Have you heard the latest? There's a car in the making, and a real swanky one at that, which plans to use technology to monitor driver behaviour with loads of well-meaning advice.
Have you heard the latest? There's a car in the making, and a real swanky one at that, which plans to use technology to monitor driver behaviour with loads of well-meaning advice.
The jury, on whether it will end up infuriating drivers instead of helping them, is still out.
But this intriguing bit of news has opened a Pandora's box of driving stories. Many of which have become like old stamps collected and preserved, admired and traded.
Years ago, as a rookie reporter on the graveyard shift, I made acquaintance with our van driver (cabs were a luxury in the days of the hot metal type; a cattle van being the only available means of transport for bleary-eyed scribes).
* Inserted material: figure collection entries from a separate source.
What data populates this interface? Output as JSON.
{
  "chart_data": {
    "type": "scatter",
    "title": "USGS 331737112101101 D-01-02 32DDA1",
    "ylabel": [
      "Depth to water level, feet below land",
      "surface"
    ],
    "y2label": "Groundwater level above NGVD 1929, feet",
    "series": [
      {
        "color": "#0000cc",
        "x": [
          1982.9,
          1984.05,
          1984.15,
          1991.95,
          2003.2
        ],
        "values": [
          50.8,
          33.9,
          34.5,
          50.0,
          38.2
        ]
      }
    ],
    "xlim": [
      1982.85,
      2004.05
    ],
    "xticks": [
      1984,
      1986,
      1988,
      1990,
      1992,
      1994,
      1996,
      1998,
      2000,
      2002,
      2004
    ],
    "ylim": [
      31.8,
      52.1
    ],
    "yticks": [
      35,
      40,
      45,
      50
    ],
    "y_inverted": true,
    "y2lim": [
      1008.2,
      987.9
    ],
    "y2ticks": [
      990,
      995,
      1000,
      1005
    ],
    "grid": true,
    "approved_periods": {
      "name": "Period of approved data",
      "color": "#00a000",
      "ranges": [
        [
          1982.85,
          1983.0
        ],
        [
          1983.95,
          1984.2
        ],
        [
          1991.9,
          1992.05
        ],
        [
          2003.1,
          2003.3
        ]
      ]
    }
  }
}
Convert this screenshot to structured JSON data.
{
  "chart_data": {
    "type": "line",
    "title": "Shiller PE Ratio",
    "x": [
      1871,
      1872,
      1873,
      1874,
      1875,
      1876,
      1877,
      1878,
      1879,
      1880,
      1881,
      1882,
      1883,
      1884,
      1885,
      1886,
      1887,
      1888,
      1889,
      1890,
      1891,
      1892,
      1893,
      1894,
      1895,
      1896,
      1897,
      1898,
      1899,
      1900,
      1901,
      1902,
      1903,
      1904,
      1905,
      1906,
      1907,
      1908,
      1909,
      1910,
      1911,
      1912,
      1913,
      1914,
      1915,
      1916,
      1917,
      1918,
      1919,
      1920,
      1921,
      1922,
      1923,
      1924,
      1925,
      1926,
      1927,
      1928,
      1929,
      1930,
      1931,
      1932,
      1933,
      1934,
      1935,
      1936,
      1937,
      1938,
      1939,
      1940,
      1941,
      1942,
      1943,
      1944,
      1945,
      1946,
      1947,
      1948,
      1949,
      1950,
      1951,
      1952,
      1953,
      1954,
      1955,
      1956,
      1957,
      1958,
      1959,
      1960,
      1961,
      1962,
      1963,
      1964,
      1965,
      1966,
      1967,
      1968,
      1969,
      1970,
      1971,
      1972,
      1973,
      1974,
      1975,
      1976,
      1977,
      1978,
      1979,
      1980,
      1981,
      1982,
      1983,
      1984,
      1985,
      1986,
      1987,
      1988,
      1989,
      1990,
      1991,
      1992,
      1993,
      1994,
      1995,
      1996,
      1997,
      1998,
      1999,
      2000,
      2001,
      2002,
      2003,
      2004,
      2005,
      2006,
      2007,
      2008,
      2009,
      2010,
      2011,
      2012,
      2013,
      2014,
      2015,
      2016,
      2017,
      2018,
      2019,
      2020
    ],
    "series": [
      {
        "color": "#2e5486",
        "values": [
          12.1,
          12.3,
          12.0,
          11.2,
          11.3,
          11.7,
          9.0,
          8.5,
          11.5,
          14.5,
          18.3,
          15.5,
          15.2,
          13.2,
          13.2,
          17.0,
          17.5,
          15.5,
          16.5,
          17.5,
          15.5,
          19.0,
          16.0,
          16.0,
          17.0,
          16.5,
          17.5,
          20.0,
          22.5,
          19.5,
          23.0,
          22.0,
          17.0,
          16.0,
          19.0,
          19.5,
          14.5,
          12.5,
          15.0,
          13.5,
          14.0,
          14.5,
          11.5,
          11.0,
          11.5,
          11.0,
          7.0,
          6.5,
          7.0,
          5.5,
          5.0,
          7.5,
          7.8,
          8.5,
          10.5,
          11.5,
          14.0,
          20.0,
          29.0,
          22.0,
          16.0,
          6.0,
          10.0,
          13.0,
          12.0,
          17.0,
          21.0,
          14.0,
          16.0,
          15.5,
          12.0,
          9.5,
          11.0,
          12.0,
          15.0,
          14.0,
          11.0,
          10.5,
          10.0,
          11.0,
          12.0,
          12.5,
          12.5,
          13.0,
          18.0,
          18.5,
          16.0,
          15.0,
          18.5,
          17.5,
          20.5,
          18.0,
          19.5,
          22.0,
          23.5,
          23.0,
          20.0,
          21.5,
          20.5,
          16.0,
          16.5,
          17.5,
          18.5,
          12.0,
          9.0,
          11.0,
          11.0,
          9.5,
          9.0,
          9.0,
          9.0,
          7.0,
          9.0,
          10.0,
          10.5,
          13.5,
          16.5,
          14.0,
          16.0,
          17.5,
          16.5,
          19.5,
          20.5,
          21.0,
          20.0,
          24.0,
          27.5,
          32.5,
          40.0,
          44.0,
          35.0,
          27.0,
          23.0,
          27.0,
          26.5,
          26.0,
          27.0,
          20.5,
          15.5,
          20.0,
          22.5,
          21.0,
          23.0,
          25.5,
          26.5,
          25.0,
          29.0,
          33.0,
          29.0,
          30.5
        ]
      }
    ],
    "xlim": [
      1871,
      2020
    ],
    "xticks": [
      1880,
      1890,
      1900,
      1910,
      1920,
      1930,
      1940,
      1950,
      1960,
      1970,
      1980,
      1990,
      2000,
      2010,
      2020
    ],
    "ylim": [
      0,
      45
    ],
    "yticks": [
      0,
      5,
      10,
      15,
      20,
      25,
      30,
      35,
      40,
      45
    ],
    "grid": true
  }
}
The driver in question clearly believed in the benefits of multi-tasking.
No, he wasn't the sort to chat up his passengers nor did he have a cell phone to yak into.
But he used to engage in a deep and meaningful communication with his hip flask.
As a result, we've been driven perilously close to electric poles, storm water drains and, on one occasion, right into a retired brigadier's lovingly tended rose bushes past his yielding garden gate.
Our worthy at the wheel had no qualms about getting caught.
He just wasn't prepared to be the boring person who can clearly recall all the events of the night before, so every night was a new beginning for him - and us.
Offbeat interactions with such road philosophers and driving school instructors make me view the new, gyaan-giving technology with new eyes.
Never an egoistical person, I came close to achieving a Zen-like state of 'egolessness' thanks to them.
But despite their steely determination, not one of them was able to get me past 10 km/hour.
I remain an egoless but lapsed driver who suffers automotive nightmares.
Had I shot a film using cameras mounted inside the car and featuring the conversations that occurred during my driving lessons, I'd have been dropping curtseys by the dozen on the red carpet while I cradled my Oscar for best film!
I'd even fit in a Bollywood-style dance, featuring a handful of instructors who had becoming adept at jerking their heads, waving their arms and going into a series of twitches when words failed them after I repeatedly mistook accelerator for brake.
The 'speaking-car' seems just the answer to my prayers. With such a beauty to do my bidding, I'd soon be zipping over potholed roads.
I'd love to raise a toast to this marvellous milestone but I wonder if it will spell the beginning of the end for hyperventilating driving instructors and backseat drivers? Now that would be a pity.